Naturally, the title of this book is certainly a little intriguing. My first thought was ‘what the heck is a DUFF’?
The book was suggested to me on kindle store after I read a title from the same genre. (I went through a stage of reading only teenage fiction last year).
So I read it. And I finished it in a day and a half.
And then I heard that it was being made into a film. I inwardly groaned at the news, but then perked up when I heard that the illustrious Robbie Amell would be portraying Hamilton High’s very own Wesley Rush, the male lead. Mae Whitman would be playing Bianca, the female lead, with Skyler Samuels and Bianca Santos as her gal pal’s Jess and Casey. And introducing Madison Morgon, a stuck up mean girl portrayed by Bella Thorne (who, I might add, doesn’t exist in the book.)
The two adaptations couldn’t be more different. The movie franchise changed everything. Book-Bianca has crippling anxiety, a run away mother, a ridiculous denial complex, an unhealthy relationship with sex and a strong cynical nature. I admire Book-Bianca so much, because she is so perfectly flawed and relatable.

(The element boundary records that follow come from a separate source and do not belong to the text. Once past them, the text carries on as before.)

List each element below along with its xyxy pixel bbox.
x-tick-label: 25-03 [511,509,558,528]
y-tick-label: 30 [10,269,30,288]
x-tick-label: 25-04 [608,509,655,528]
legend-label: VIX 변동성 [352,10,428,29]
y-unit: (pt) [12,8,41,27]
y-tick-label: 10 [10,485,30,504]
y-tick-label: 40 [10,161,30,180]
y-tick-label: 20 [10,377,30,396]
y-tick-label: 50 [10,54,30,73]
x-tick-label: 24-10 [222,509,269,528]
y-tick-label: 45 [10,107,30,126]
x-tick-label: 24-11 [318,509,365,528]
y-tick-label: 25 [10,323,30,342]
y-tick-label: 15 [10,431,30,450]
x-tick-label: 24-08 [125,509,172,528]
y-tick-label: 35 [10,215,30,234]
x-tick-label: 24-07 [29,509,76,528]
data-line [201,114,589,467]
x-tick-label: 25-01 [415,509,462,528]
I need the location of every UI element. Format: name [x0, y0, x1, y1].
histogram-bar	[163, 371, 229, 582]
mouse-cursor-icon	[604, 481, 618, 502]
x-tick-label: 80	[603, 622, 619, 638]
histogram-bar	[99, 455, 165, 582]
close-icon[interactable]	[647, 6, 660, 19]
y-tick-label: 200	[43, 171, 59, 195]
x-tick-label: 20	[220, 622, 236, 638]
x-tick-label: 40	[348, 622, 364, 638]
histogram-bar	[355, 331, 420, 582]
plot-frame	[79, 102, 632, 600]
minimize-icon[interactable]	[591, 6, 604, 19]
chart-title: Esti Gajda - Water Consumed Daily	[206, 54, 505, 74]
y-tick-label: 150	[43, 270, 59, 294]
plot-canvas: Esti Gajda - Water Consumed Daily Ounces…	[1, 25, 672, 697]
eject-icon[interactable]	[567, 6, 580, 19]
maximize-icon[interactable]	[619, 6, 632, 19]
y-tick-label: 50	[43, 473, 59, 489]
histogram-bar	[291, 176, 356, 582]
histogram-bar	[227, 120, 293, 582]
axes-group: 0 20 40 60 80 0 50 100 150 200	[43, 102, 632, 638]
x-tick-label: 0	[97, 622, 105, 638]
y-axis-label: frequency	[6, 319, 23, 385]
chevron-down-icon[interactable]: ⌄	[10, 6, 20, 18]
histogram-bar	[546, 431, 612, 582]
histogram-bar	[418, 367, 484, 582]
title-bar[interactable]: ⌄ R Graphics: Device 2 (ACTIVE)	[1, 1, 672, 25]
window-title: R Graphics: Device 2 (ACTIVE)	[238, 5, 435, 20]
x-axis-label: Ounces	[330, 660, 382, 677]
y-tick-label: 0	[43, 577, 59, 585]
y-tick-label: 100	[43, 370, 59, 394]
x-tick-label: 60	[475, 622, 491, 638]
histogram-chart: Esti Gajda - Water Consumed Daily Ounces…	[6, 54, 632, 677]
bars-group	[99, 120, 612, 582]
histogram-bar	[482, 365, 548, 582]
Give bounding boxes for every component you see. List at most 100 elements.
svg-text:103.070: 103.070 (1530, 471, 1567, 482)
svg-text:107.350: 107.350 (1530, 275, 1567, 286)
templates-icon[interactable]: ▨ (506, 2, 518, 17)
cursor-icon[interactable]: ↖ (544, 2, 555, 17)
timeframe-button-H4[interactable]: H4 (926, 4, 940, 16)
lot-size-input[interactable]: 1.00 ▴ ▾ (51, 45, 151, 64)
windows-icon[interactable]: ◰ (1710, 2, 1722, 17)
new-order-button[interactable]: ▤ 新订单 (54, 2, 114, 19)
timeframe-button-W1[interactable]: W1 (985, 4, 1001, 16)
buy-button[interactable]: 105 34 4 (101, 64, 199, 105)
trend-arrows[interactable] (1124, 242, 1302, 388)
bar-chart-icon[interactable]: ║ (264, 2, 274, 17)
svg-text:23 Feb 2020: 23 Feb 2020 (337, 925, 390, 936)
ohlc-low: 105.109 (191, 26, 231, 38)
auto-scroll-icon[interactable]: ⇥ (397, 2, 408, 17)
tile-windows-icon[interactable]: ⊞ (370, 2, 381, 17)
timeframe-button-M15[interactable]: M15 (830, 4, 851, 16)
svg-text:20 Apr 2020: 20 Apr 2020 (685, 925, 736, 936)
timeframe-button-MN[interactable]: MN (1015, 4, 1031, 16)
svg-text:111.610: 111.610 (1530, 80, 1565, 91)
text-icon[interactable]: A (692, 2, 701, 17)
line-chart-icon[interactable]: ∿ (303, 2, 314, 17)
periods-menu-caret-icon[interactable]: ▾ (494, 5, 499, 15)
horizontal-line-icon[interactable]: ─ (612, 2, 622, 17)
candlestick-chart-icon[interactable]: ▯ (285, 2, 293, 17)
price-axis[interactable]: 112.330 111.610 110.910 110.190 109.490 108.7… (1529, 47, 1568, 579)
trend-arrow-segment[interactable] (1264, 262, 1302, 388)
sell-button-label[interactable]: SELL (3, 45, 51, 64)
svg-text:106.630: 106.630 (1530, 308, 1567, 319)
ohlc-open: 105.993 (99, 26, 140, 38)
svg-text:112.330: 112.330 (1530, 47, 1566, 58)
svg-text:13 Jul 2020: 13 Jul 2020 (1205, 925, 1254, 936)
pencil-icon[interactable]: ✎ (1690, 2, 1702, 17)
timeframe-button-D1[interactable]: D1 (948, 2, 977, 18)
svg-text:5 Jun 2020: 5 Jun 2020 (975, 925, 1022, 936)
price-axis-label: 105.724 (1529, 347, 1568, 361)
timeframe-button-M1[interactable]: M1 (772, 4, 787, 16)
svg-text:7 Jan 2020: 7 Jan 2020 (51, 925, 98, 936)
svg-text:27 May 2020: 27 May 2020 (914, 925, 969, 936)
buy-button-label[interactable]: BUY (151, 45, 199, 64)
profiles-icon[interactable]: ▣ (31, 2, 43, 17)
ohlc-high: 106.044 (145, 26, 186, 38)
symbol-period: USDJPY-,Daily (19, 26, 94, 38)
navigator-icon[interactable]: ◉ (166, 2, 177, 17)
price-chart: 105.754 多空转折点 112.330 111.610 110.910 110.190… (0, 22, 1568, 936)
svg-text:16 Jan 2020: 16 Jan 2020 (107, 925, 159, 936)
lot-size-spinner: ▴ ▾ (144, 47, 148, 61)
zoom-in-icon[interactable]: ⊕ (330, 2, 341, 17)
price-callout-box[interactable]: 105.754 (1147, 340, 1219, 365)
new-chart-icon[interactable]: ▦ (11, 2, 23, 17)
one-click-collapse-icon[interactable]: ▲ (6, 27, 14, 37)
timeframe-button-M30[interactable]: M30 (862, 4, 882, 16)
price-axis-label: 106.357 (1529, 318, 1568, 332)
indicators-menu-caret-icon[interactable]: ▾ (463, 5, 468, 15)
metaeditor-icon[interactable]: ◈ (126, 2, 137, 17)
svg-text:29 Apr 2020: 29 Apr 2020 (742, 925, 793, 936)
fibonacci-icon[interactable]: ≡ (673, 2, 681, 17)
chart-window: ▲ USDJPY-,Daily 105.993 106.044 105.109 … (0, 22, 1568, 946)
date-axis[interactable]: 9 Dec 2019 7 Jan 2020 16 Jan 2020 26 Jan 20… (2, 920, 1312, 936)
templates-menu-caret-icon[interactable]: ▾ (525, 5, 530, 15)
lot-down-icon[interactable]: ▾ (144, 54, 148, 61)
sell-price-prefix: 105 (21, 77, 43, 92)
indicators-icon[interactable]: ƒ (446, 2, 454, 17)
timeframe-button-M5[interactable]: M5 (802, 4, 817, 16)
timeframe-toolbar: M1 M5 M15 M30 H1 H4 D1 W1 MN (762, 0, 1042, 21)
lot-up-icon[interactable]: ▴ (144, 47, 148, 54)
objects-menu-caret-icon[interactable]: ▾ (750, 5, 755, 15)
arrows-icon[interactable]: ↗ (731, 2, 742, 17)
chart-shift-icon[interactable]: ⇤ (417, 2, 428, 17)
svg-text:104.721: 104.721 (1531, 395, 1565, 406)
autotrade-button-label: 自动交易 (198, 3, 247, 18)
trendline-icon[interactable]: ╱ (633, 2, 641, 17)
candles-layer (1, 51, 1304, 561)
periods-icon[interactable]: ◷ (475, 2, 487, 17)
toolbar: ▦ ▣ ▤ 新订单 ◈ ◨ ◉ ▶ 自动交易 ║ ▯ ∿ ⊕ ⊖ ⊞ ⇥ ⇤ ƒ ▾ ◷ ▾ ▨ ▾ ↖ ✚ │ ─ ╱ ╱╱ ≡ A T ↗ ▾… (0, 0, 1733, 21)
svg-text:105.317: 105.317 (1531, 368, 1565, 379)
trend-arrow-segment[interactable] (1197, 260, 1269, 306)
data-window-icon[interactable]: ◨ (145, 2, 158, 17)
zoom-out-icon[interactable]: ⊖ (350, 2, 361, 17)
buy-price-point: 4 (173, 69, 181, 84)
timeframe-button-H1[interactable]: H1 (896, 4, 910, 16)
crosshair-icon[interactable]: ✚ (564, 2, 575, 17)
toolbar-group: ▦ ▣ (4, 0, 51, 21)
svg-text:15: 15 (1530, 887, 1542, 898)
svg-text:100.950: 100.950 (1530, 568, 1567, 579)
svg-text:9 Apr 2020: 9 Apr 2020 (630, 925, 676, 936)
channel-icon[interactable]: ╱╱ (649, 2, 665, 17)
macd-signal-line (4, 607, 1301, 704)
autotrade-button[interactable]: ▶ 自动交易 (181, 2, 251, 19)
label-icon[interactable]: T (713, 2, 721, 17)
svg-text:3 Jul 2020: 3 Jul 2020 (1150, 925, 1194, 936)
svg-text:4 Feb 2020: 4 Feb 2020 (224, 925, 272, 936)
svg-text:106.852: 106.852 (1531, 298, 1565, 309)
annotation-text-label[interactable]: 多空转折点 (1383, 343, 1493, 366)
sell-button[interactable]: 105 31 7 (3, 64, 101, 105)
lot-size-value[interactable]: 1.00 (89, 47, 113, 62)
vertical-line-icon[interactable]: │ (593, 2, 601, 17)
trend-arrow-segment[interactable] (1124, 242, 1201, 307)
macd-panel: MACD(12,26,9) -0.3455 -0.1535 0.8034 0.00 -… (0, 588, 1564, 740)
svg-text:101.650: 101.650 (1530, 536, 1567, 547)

Movie-Bianca, while still being incredibly badass and sassy, is not the same person. In the movie, her dad is the runaway. In the movie, she doesn’t have a friends with benefits type relationship with Wesley Rush. In the movie, the main focus seems to be social media.
Enter bitchy Madison Morgon. Her role of the movie is to be hated, and mission accomplished. Social media queen, she is a self professed walking reality show. She has a minion to document every waking minute of her daily life, and Madison stands as an obstacle between Wesley and Bianca.
It is interesting how the director (Ari Santel) chooses to make social media a main focal point of the film. It is brilliant, creative, artistic and very, very modern. She turned a potentially dark narrative and made it comical, it’s genius really. But did she have to take away Bianca’s issues? Did she have to tone it down to her just being a little bit awkward? Couldn’t have her protagonist be too f*cked up now, could she?
The difference I noticed most was how easy the book was to read. The movie is definitely easy to watch too. I mostly fell for the book characters, and how Bianca turned the label ‘DUFF’ into a positive thing. The book faces insecurities head on, instead of making social media the prime focal point.
Overall, I’d rate the book a solid 4 stars out of 5, and give the movie a 3.5 star rating. I mean, Robbie Amell has his shirt off, and I can relate to that.